Artist Scraper
Data Fetching Strategy
The overall approach taken with artists scraper is:
If don't have mbid
try to find artist by name at Musicbrainz to get ID
failing that fallback to discogs (getting discog id?)
Get all details of artist from all possible sources - Musicbrainz, Discogs, TADB, fanart.tv and allmusic.
Merge the results, least accurate first.
Finally apply user preferences for the source of each data value.
@
ronie a few questions on that strategy
- What is used to lookup artist details on the TADB, fanart.tv and allmusic sites - MBID, name, some other info from Musicbrainz, Discogs id (of some other info from Discogs)?
- How do we ensure the results from all the different sites are the same artist, name alone is not enough?
- How do the preferred source sites for each get applied after merging the results, I just don't see it.
Optional Sites
We also discussed making it optional to not only prefer certain source sites, but also pick the sites accessed. Have look everywhere as default, but let those with more specialist collections, or maybe those that just want say art quickly, have the option to adjust where (other than Musicbrainz falling back to Discogs) data is retrieved from.

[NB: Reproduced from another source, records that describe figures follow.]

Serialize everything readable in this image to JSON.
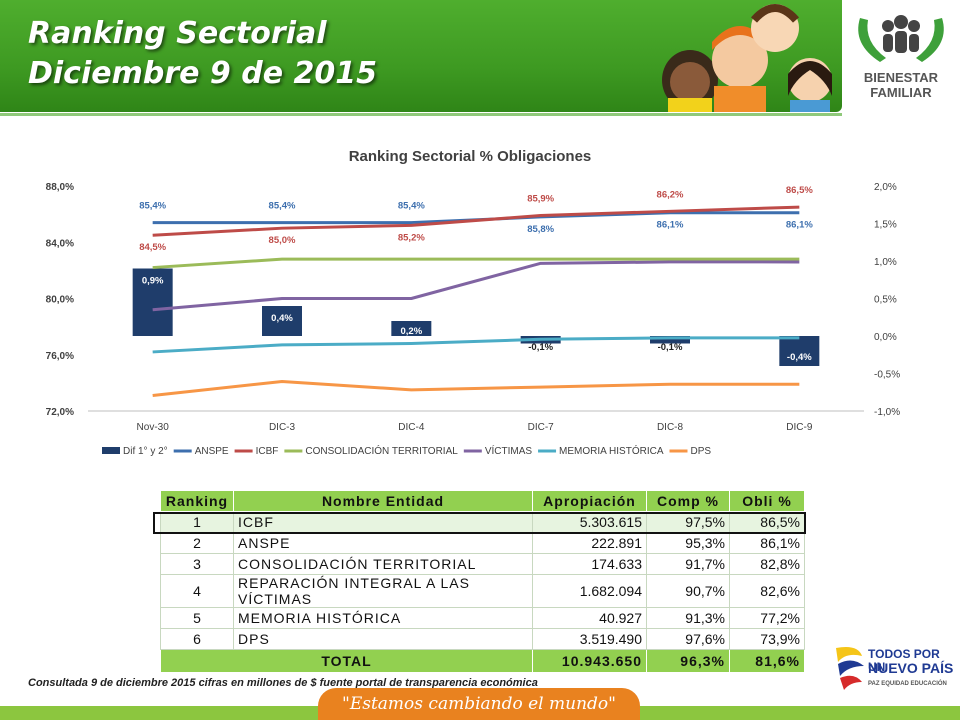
{
  "header": {
    "title_line1": "Ranking Sectorial",
    "title_line2": "Diciembre  9 de 2015"
  },
  "logos": {
    "top_right_line1": "BIENESTAR",
    "top_right_line2": "FAMILIAR",
    "bottom_right_line1": "TODOS POR UN",
    "bottom_right_line2": "NUEVO PAÍS",
    "bottom_right_line3": "PAZ  EQUIDAD  EDUCACIÓN"
  },
  "chart_data": {
    "type": "line",
    "title": "Ranking Sectorial % Obligaciones",
    "categories": [
      "Nov-30",
      "DIC-3",
      "DIC-4",
      "DIC-7",
      "DIC-8",
      "DIC-9"
    ],
    "y_left": {
      "min": 72,
      "max": 88,
      "ticks": [
        "72,0%",
        "76,0%",
        "80,0%",
        "84,0%",
        "88,0%"
      ]
    },
    "y_right": {
      "min": -1,
      "max": 2,
      "ticks": [
        "-1,0%",
        "-0,5%",
        "0,0%",
        "0,5%",
        "1,0%",
        "1,5%",
        "2,0%"
      ]
    },
    "bar_series": {
      "name": "Dif 1° y 2°",
      "values": [
        0.9,
        0.4,
        0.2,
        -0.1,
        -0.1,
        -0.4
      ],
      "labels": [
        "0,9%",
        "0,4%",
        "0,2%",
        "-0,1%",
        "-0,1%",
        "-0,4%"
      ],
      "color": "#1f3d6b",
      "axis": "right"
    },
    "series": [
      {
        "name": "ANSPE",
        "color": "#3d6fae",
        "values": [
          85.4,
          85.4,
          85.4,
          85.8,
          86.1,
          86.1
        ],
        "labels": [
          "85,4%",
          "85,4%",
          "85,4%",
          "85,8%",
          "86,1%",
          "86,1%"
        ]
      },
      {
        "name": "ICBF",
        "color": "#be4b48",
        "values": [
          84.5,
          85.0,
          85.2,
          85.9,
          86.2,
          86.5
        ],
        "labels": [
          "84,5%",
          "85,0%",
          "85,2%",
          "85,9%",
          "86,2%",
          "86,5%"
        ]
      },
      {
        "name": "CONSOLIDACIÓN TERRITORIAL",
        "color": "#9bbb59",
        "values": [
          82.2,
          82.8,
          82.8,
          82.8,
          82.8,
          82.8
        ]
      },
      {
        "name": "VÍCTIMAS",
        "color": "#8064a2",
        "values": [
          79.2,
          80.0,
          80.0,
          82.5,
          82.6,
          82.6
        ]
      },
      {
        "name": "MEMORIA HISTÓRICA",
        "color": "#4bacc6",
        "values": [
          76.2,
          76.7,
          76.8,
          77.1,
          77.2,
          77.2
        ]
      },
      {
        "name": "DPS",
        "color": "#f79646",
        "values": [
          73.1,
          74.1,
          73.5,
          73.7,
          73.9,
          73.9
        ]
      }
    ],
    "legend_position": "bottom",
    "grid": false
  },
  "table": {
    "headers": [
      "Ranking",
      "Nombre Entidad",
      "Apropiación",
      "Comp %",
      "Obli %"
    ],
    "rows": [
      [
        "1",
        "ICBF",
        "5.303.615",
        "97,5%",
        "86,5%"
      ],
      [
        "2",
        "ANSPE",
        "222.891",
        "95,3%",
        "86,1%"
      ],
      [
        "3",
        "CONSOLIDACIÓN TERRITORIAL",
        "174.633",
        "91,7%",
        "82,8%"
      ],
      [
        "4",
        "REPARACIÓN INTEGRAL A LAS VÍCTIMAS",
        "1.682.094",
        "90,7%",
        "82,6%"
      ],
      [
        "5",
        "MEMORIA HISTÓRICA",
        "40.927",
        "91,3%",
        "77,2%"
      ],
      [
        "6",
        "DPS",
        "3.519.490",
        "97,6%",
        "73,9%"
      ]
    ],
    "total": [
      "TOTAL",
      "10.943.650",
      "96,3%",
      "81,6%"
    ]
  },
  "footer": {
    "note": "Consultada 9 de diciembre 2015 cifras en millones de $ fuente portal de transparencia económica",
    "slogan": "\"Estamos cambiando el mundo\""
  }
}
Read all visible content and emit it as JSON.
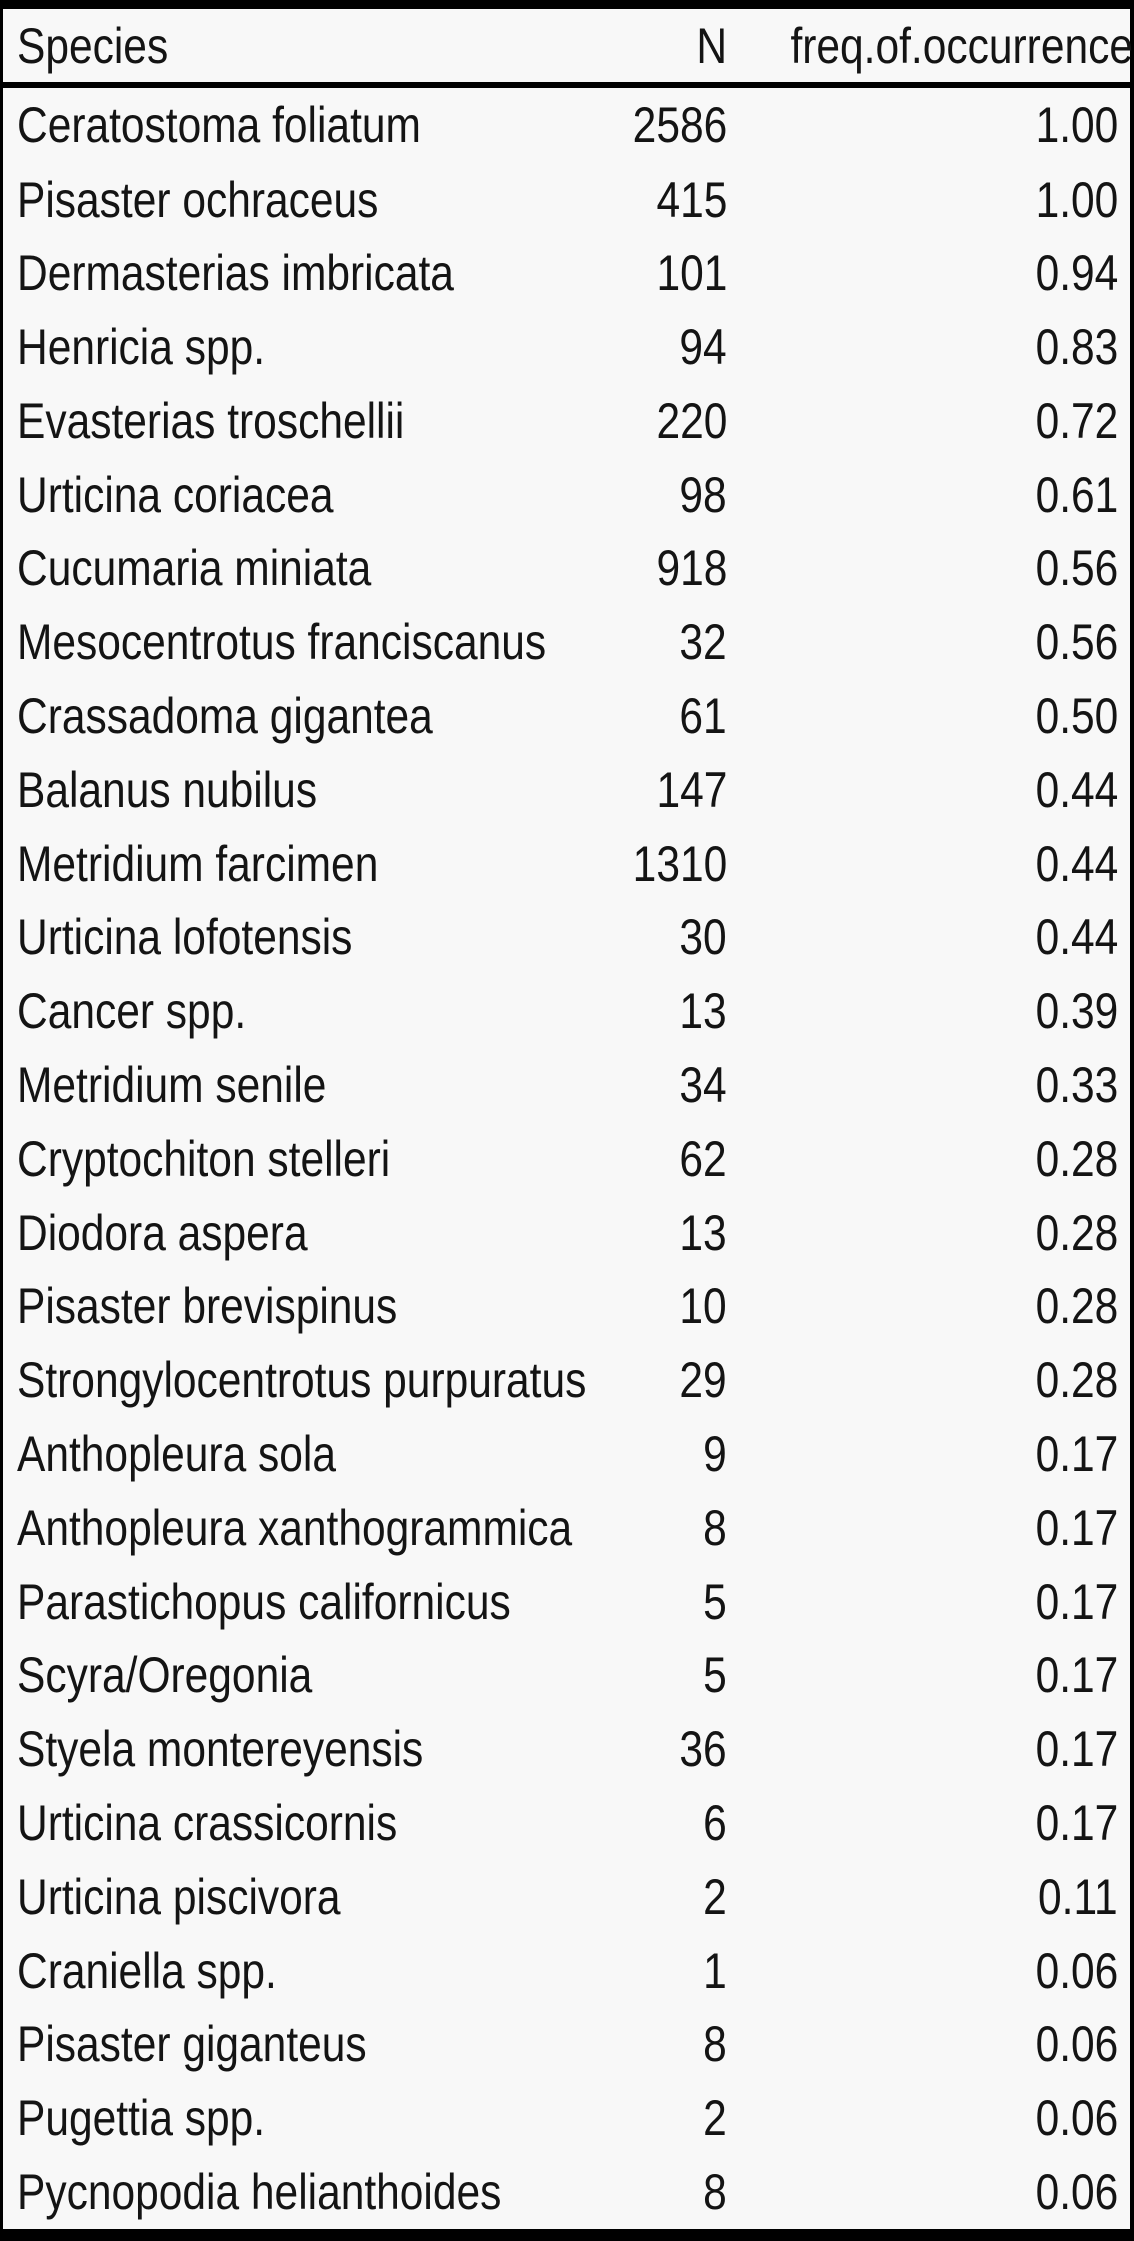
{
  "chart_data": {
    "type": "table",
    "title": "",
    "columns": [
      "Species",
      "N",
      "freq.of.occurrence"
    ],
    "rows": [
      [
        "Ceratostoma foliatum",
        "2586",
        "1.00"
      ],
      [
        "Pisaster ochraceus",
        "415",
        "1.00"
      ],
      [
        "Dermasterias imbricata",
        "101",
        "0.94"
      ],
      [
        "Henricia spp.",
        "94",
        "0.83"
      ],
      [
        "Evasterias troschellii",
        "220",
        "0.72"
      ],
      [
        "Urticina coriacea",
        "98",
        "0.61"
      ],
      [
        "Cucumaria miniata",
        "918",
        "0.56"
      ],
      [
        "Mesocentrotus franciscanus",
        "32",
        "0.56"
      ],
      [
        "Crassadoma gigantea",
        "61",
        "0.50"
      ],
      [
        "Balanus nubilus",
        "147",
        "0.44"
      ],
      [
        "Metridium farcimen",
        "1310",
        "0.44"
      ],
      [
        "Urticina lofotensis",
        "30",
        "0.44"
      ],
      [
        "Cancer spp.",
        "13",
        "0.39"
      ],
      [
        "Metridium senile",
        "34",
        "0.33"
      ],
      [
        "Cryptochiton stelleri",
        "62",
        "0.28"
      ],
      [
        "Diodora aspera",
        "13",
        "0.28"
      ],
      [
        "Pisaster brevispinus",
        "10",
        "0.28"
      ],
      [
        "Strongylocentrotus purpuratus",
        "29",
        "0.28"
      ],
      [
        "Anthopleura sola",
        "9",
        "0.17"
      ],
      [
        "Anthopleura xanthogrammica",
        "8",
        "0.17"
      ],
      [
        "Parastichopus californicus",
        "5",
        "0.17"
      ],
      [
        "Scyra/Oregonia",
        "5",
        "0.17"
      ],
      [
        "Styela montereyensis",
        "36",
        "0.17"
      ],
      [
        "Urticina crassicornis",
        "6",
        "0.17"
      ],
      [
        "Urticina piscivora",
        "2",
        "0.11"
      ],
      [
        "Craniella spp.",
        "1",
        "0.06"
      ],
      [
        "Pisaster giganteus",
        "8",
        "0.06"
      ],
      [
        "Pugettia spp.",
        "2",
        "0.06"
      ],
      [
        "Pycnopodia helianthoides",
        "8",
        "0.06"
      ]
    ]
  },
  "colors": {
    "border": "#000000",
    "text": "#141414",
    "background": "#f8f8f8"
  }
}
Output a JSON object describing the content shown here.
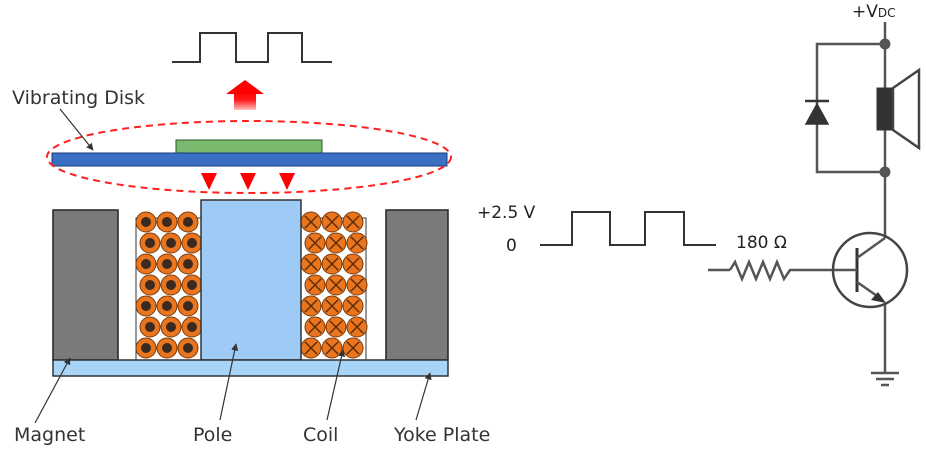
{
  "labels": {
    "vibrating_disk": "Vibrating Disk",
    "magnet": "Magnet",
    "pole": "Pole",
    "coil": "Coil",
    "yoke_plate": "Yoke Plate"
  },
  "circuit": {
    "supply": "+V",
    "supply_sub": "DC",
    "input_high": "+2.5 V",
    "input_low": "0",
    "resistor": "180 Ω"
  },
  "colors": {
    "disk": "#3b6fc4",
    "disk_top": "#7aba6e",
    "magnet": "#7b7b7b",
    "pole": "#9ecbf5",
    "yoke": "#a8d4f7",
    "coil": "#e9761f",
    "arrow": "#ff0000",
    "dashed": "#ff0000"
  },
  "icons": [
    "red-up-arrow",
    "red-down-arrow",
    "coil-dot-symbol",
    "coil-cross-symbol",
    "diode-symbol",
    "speaker-symbol",
    "npn-transistor-symbol",
    "ground-symbol",
    "resistor-symbol"
  ]
}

I can see the sense in requesting all data from all remote sites - how is the user meant to know which sites has data for that artist. However I was concerned that it meant extra network traffic, extra load on source sites and slower scraping of unwanted data. @
ronie pointed out that none of that was true, the XML scraper also makes requets to all sites, the only slowness is caused by the Musicbranz throttling (I request per second), so fetching all the data we can while we are requesting makes sense.
However I think the user does need a way to avoid certain data and/or from certain sites. For example e.g. the artist style, mood and genre data can be an utter mess, you may not want it at all or only from one site that has better quality values (in your subjective view) , or the discographies returned for classical composers can be pretty useless too.
Skipping requests to unwnated sites could also reduce network traffic and load on those sites, maybe even make scraping a little quicker across thousands of artists.
Merging Scraped Artist Data with what already have
Of course a totally different approach would be to let the scraper return everything everytime, and place control over how the new scraped data is merged with the previously scraped data into core or some Kodi settings (rather than addon settings). Would be good thing for consistency, or just confusing for users to have the settings for that somewhere separate from the scraper?
Current approach with merging artist is, with exception of mbid and name that as identifiers are treated differently, the new values replace the old values. If empty then value gets cleared, sometimes users will use refresh with fetching data for some fields turned off to clean out garbage they accidentally scraped before - why did I get genres, yuck! But to achieve that you need a scraper option not to fetch some data values - perhaps put "none" in the preferrd source list?